Question

Ear "popping" is an unpleasant phenomenon sometimes experienced when a change in pressure occurs, for example,in an airplane. If you are in a two-seater airplane at 3000 m and a descentof 100 m causes your ear to "pop, what is the pressure change that your ear pops at in millimeters of mercury? If the airplane now rises to 8000 m and again begins descending, how far will the airplane descend before your ears "pop" again?

Answer 1

Answer:

H = 0.00058m = 0.58mm of Mercury

h = 160m for popping at 8000m

Explanation:

Air density decreases with altitude (increasing height).

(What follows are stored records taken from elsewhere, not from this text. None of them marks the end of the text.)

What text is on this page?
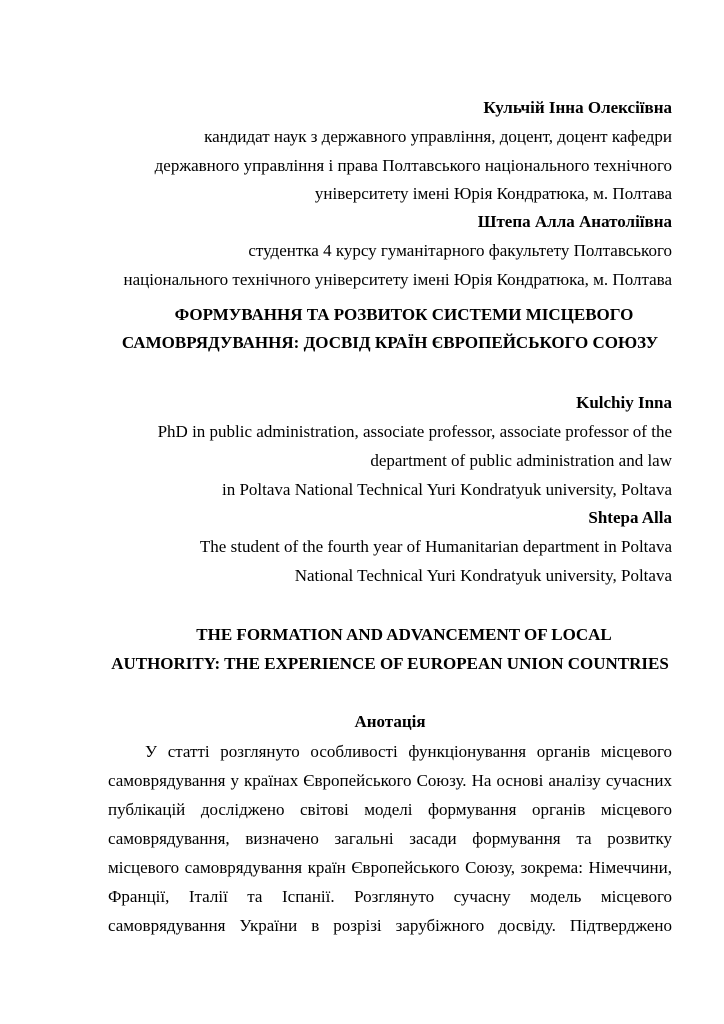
Кульчій Інна Олексіївна
кандидат наук з державного управління, доцент, доцент кафедри
державного управління і права Полтавського національного технічного
університету імені Юрія Кондратюка, м. Полтава
Штепа Алла Анатоліївна
студентка 4 курсу гуманітарного факультету Полтавського
національного технічного університету імені Юрія Кондратюка, м. Полтава
ФОРМУВАННЯ ТА РОЗВИТОК СИСТЕМИ МІСЦЕВОГО
САМОВРЯДУВАННЯ: ДОСВІД КРАЇН ЄВРОПЕЙСЬКОГО СОЮЗУ
Kulchiy Inna
PhD in public administration, associate professor, associate professor of the
department of public administration and law
in Poltava National Technical Yuri Kondratyuk university, Poltava
Shtepa Alla
The student of the fourth year of Humanitarian department in Poltava
National Technical Yuri Kondratyuk university, Poltava
THE FORMATION AND ADVANCEMENT OF LOCAL
AUTHORITY: THE EXPERIENCE OF EUROPEAN UNION COUNTRIES
Анотація
У статті розглянуто особливості функціонування органів місцевого
самоврядування у країнах Європейського Союзу. На основі аналізу сучасних
публікацій досліджено світові моделі формування органів місцевого
самоврядування, визначено загальні засади формування та розвитку
місцевого самоврядування країн Європейського Союзу, зокрема: Німеччини,
Франції, Італії та Іспанії. Розглянуто сучасну модель місцевого
самоврядування України в розрізі зарубіжного досвіду. Підтверджено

At sea level air density = 1.22kg/m^3

while at 3000m above it is approximately 0.8 kg/m^3

ASSUMPTION:

we neglect the change in density across 100m vertically

density of mercury = 13600kg/m ^3

we equate the pressure for mercury and air

AIR(pgh) = Mercury(pgh)

0.8 * g * 100 = 13600 * g * H

H = 0.00058m = 0.58mm of Mercury

At even farther heights, the air density further drops

at 8000m above it is 0.52kg/ m^3  (source:https://www.engineeringtoolbox.com/standard-atmosphere-d_604.html)

***for the ear to pop again, it has to experience same change in pressure as of at 3000m

Change in P for AIR at 3000m = Change in P for AIR at 8000m

ASSUMPTION : gravitational acceleration does not change with altitude

pgh = pgh

0.8 * g * 100 = .5 * g *h

h = 160m